História da Geografia
A Expansão colonial e pensamento geográfico
A expansão colonial e a afirmação nacional na Europa do final do século XIX constituem duas faces de uma mesma moeda e confundem-se com a legitimação do antigo saber geográfico enquanto disciplina acadêmica de grande prestígio oficial. Nesse período, a expansão do imperialismo, no plano da política internacional, ocorreu em meio a intensa luta entre as potências pela divisão dos continentes em “zonas de influência”, tal que a afirmação mesma do sistema capitalista, em nova fase imperial, trará profunda repercussão na realidade concreta e, portanto, na divisão política do mundo. A consequência será aceitação da geografia enquanto conhecimento escolar e universitário estratégico.
A geografia existe desde que existem aparelhos de Estado. O exemplo do mundo ocidental seria Heródoto e Estrabão que, já antes da era cristã, não contam apenas uma história, mas procedem a um verdadeiro “inquérito” da função dos objetivos do “imperialismo” comercial ateniense. Segundo Moreira (1985), a geografia nasceu entre os gregos, apoiando a expansão comercial na forma de relatos de povos, terras e mapas.
Aproximando-se mais do pensamento filosófico que antecedeu e inspirou diretamente o aparecimento da geografia, enquanto pensamento indutor da expansão colonial do século XIX, não se pode deixar de mencionar a obra de Immanuel Kant, o que mais tarde seria denominado “geografia física”. Segundo Moreira, para Kant o conhecimento é dado pelos sentidos, sendo, portanto, um conhecimento empírico que advém da percepção de um “sentido interno” que revela o homem (antropologia pragmática) e um “sentido externo” que revela a natureza (geografia física). A percepção orienta a experiência que para isso precisa ser sistematizada, cabendo à geografia realiza-la, enquanto a história a fará no plano do tempo. Assim, a sistematização passa por dois processos associados à narrativa (história) e à descrição (geografia).

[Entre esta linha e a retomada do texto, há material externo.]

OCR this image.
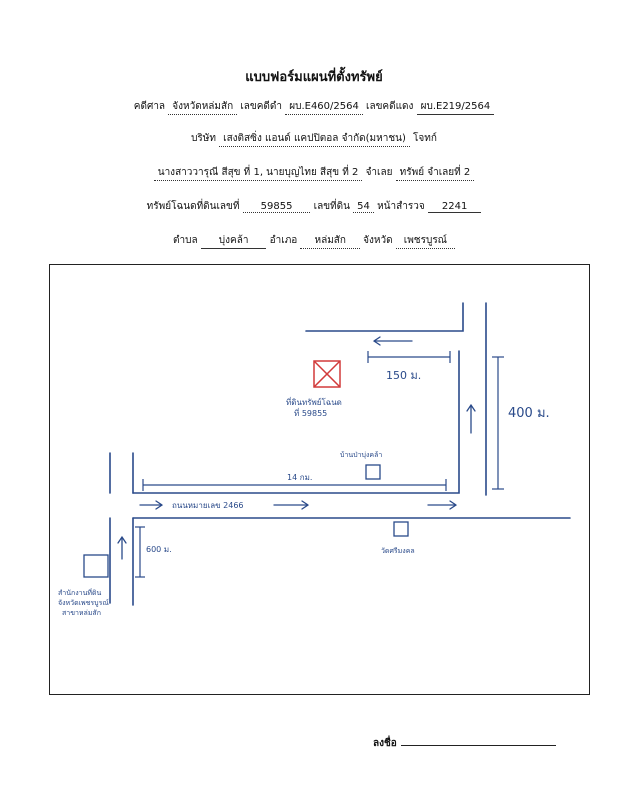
แบบฟอร์มแผนที่ตั้งทรัพย์
คดีศาล จังหวัดหล่มสัก เลขคดีดำ ผบ.E460/2564 เลขคดีแดง ผบ.E219/2564
บริษัท เสงติสซิ่ง แอนด์ แคปปิตอล จำกัด(มหาชน) โจทก์
นางสาววารุณี สีสุข ที่ 1, นายบุญไทย สีสุข ที่ 2 จำเลย ทรัพย์ จำเลยที่ 2
ทรัพย์โฉนดที่ดินเลขที่ 59855 เลขที่ดิน 54 หน้าสำรวจ 2241
ตำบล บุ่งคล้า อำเภอ หล่มสัก จังหวัด เพชรบูรณ์
150 ม.
400 ม.
14 กม.
ถนนหมายเลข 2466
600 ม.
ที่ดินทรัพย์โฉนด
ที่ 59855
บ้านป่าบุ่งคล้า
วัดศรีมงคล
สำนักงานที่ดิน
จังหวัดเพชรบูรณ์
สาขาหล่มสัก
ลงชื่อ
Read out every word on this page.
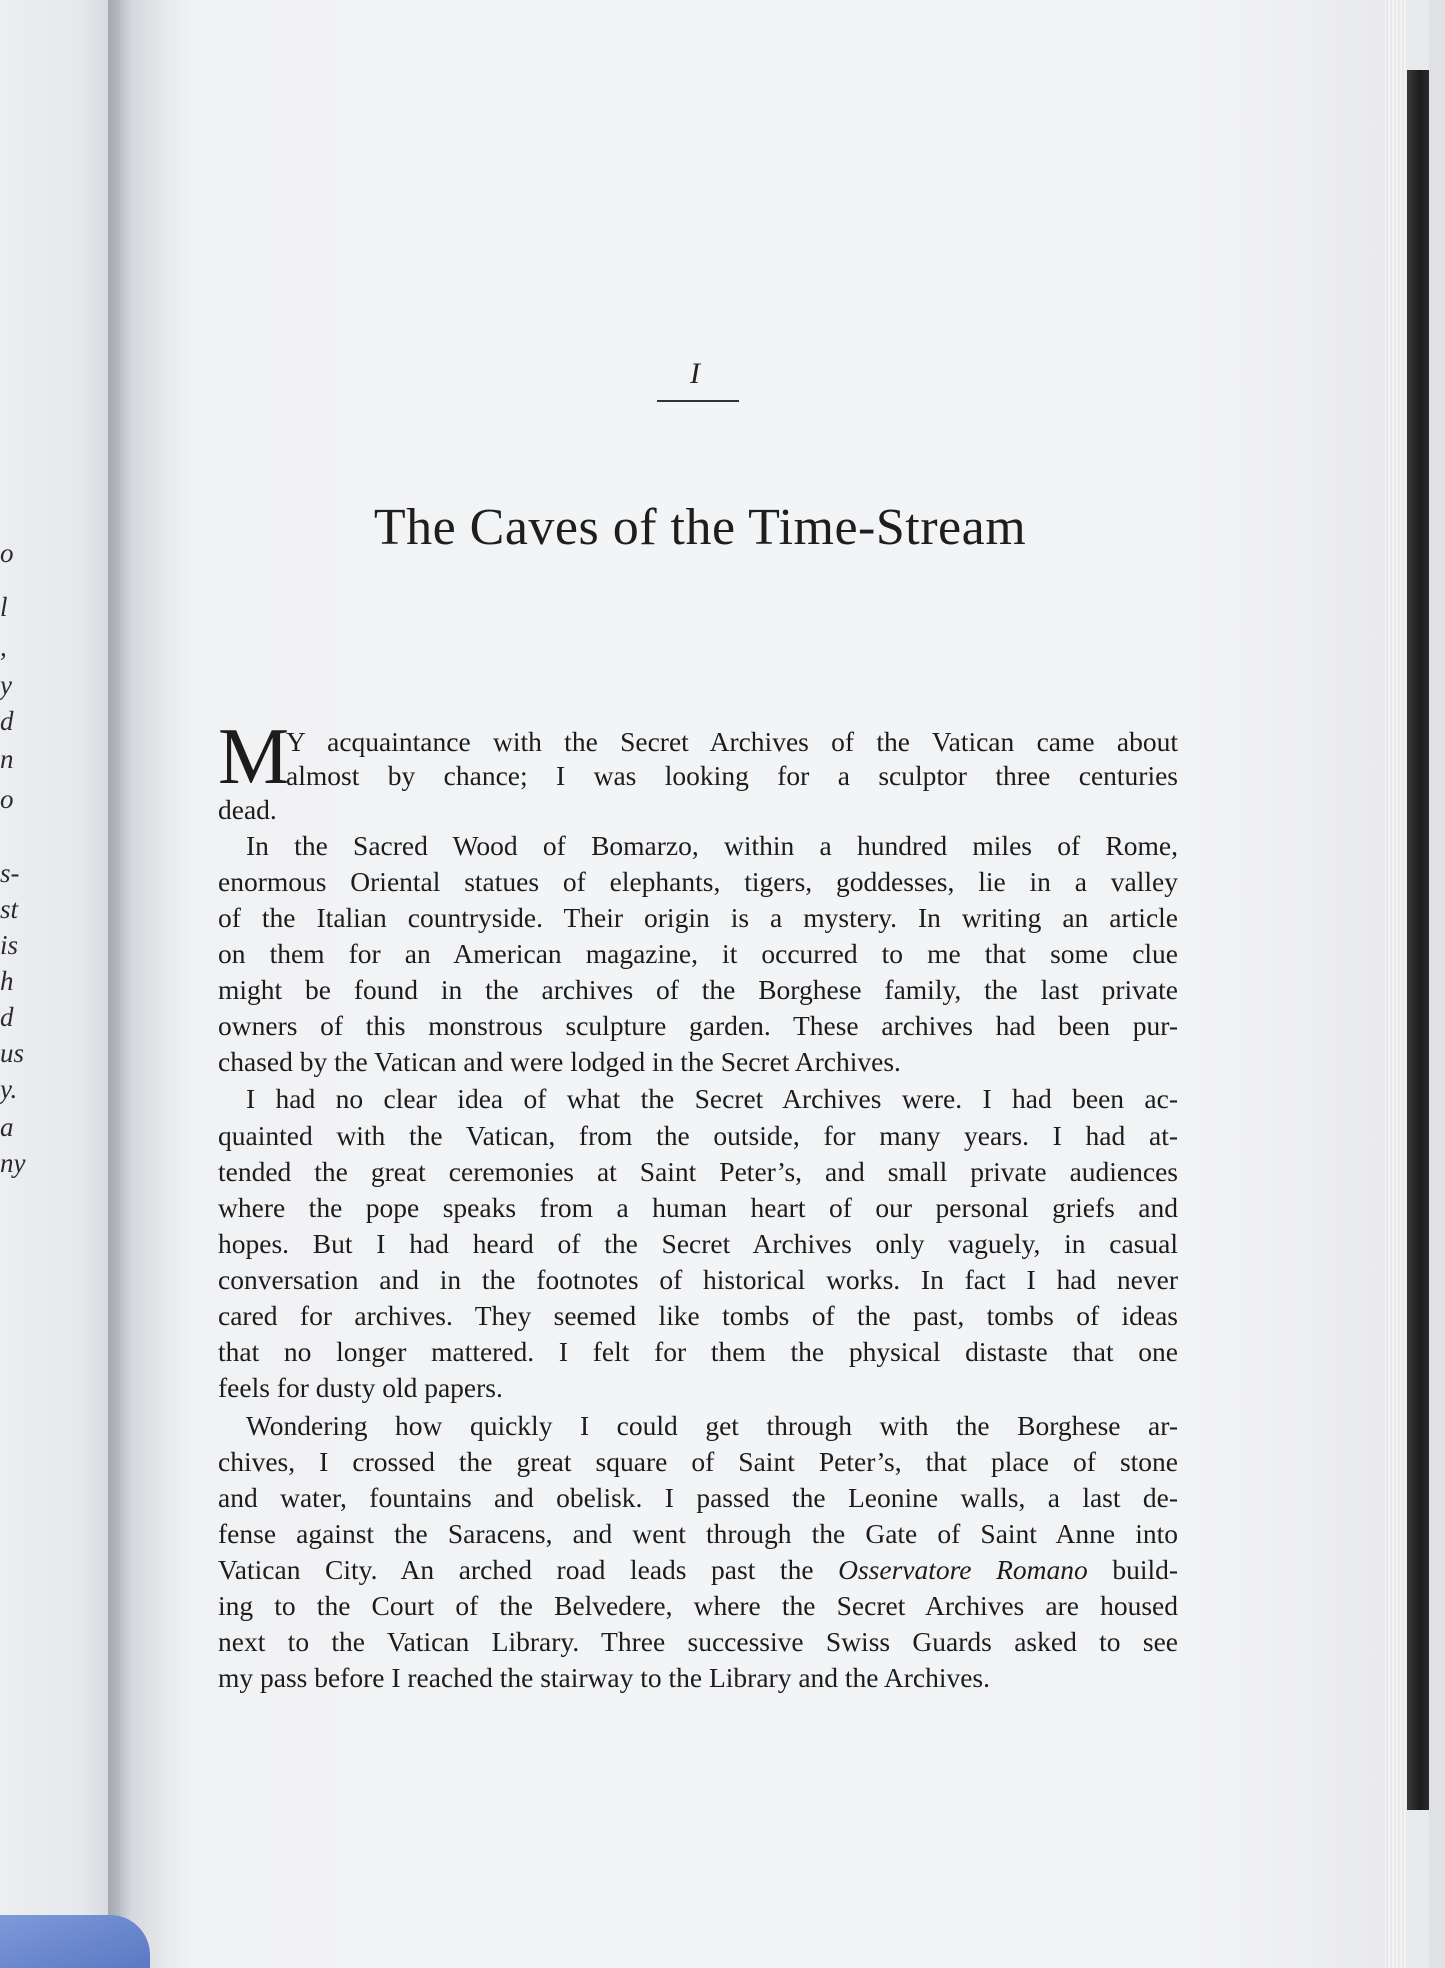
o
l
,
y
d
n
o
s-
st
is
h
d
us
y.
a
ny
I
The Caves of the Time-Stream
M
Y acquaintance with the Secret Archives of the Vatican came about
almost by chance; I was looking for a sculptor three centuries
dead.
In the Sacred Wood of Bomarzo, within a hundred miles of Rome,
enormous Oriental statues of elephants, tigers, goddesses, lie in a valley
of the Italian countryside. Their origin is a mystery. In writing an article
on them for an American magazine, it occurred to me that some clue
might be found in the archives of the Borghese family, the last private
owners of this monstrous sculpture garden. These archives had been pur-
chased by the Vatican and were lodged in the Secret Archives.
I had no clear idea of what the Secret Archives were. I had been ac-
quainted with the Vatican, from the outside, for many years. I had at-
tended the great ceremonies at Saint Peter’s, and small private audiences
where the pope speaks from a human heart of our personal griefs and
hopes. But I had heard of the Secret Archives only vaguely, in casual
conversation and in the footnotes of historical works. In fact I had never
cared for archives. They seemed like tombs of the past, tombs of ideas
that no longer mattered. I felt for them the physical distaste that one
feels for dusty old papers.
Wondering how quickly I could get through with the Borghese ar-
chives, I crossed the great square of Saint Peter’s, that place of stone
and water, fountains and obelisk. I passed the Leonine walls, a last de-
fense against the Saracens, and went through the Gate of Saint Anne into
Vatican City. An arched road leads past the Osservatore Romano build-
ing to the Court of the Belvedere, where the Secret Archives are housed
next to the Vatican Library. Three successive Swiss Guards asked to see
my pass before I reached the stairway to the Library and the Archives.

Juntas, abarcariam o conjunto das nossas percepções fundamentando o conhecimento empírico necessário ao desbravamento dos povos e das terras ainda desconhecidas ao europeu ocidental ou, ao menos, à elite política que aí se consolidava na forma de Estados-nação com pretensão de empreender uma nova expansão colonial. Para Moraes (2005), a relação entre geografia e o colonialismo do século XIX é siamesa, pois promovia o levantamento sistemático do mundo extra-europeus, suas riquezas potenciais necessárias à evolução do capitalismo que se afirmava através da expansão industrial (matérias-primas e novos mercados).
A Conferência Internacional de Geografia (1876) convocada pelo rei Leopoldo II da Bélgica tinha por objetivo, segundo discurso do próprio monarca,
“a tarefa de debruçar-se sobre o continente africano com o intuito de abrir à civilização a única parte do nosso globo em que ela não havia ainda penetrado…”
A síntese geográfica associada ao projeto de observação sistemática da Terra, tinha diversos pontos de vista, como o determinismo natural, o possibilismo (adaptativo da geografia humana) ou a geopolítica.
O propjeto científico que conduziu Humboldt à América espanhola foi por ele definido como uma “empresa idealizada com o objetivo de contribuir para o progresso das ciências físicas” ao mesmo tempo que considerava a publicação de seu trabalho podia oferecer interesse “para a história dos povos e o conhecimento da Natureza”. Entretanto a isenção do projeto do conhecimento ampliado e aprofundado da Terra foi posta em xeque quando esse autor denunciou o sofrimento humano causado pela escravidão ali. Tal fato não só impediu a realização de expedições que Humboldt pretendia fazer posteriormente às possessões inglesas na Ásia, como, também, devido à pressão direta da burocracia prussiana, foi impedido de abordar questões humanas que considerava relevantes em sua viagem à Rússia.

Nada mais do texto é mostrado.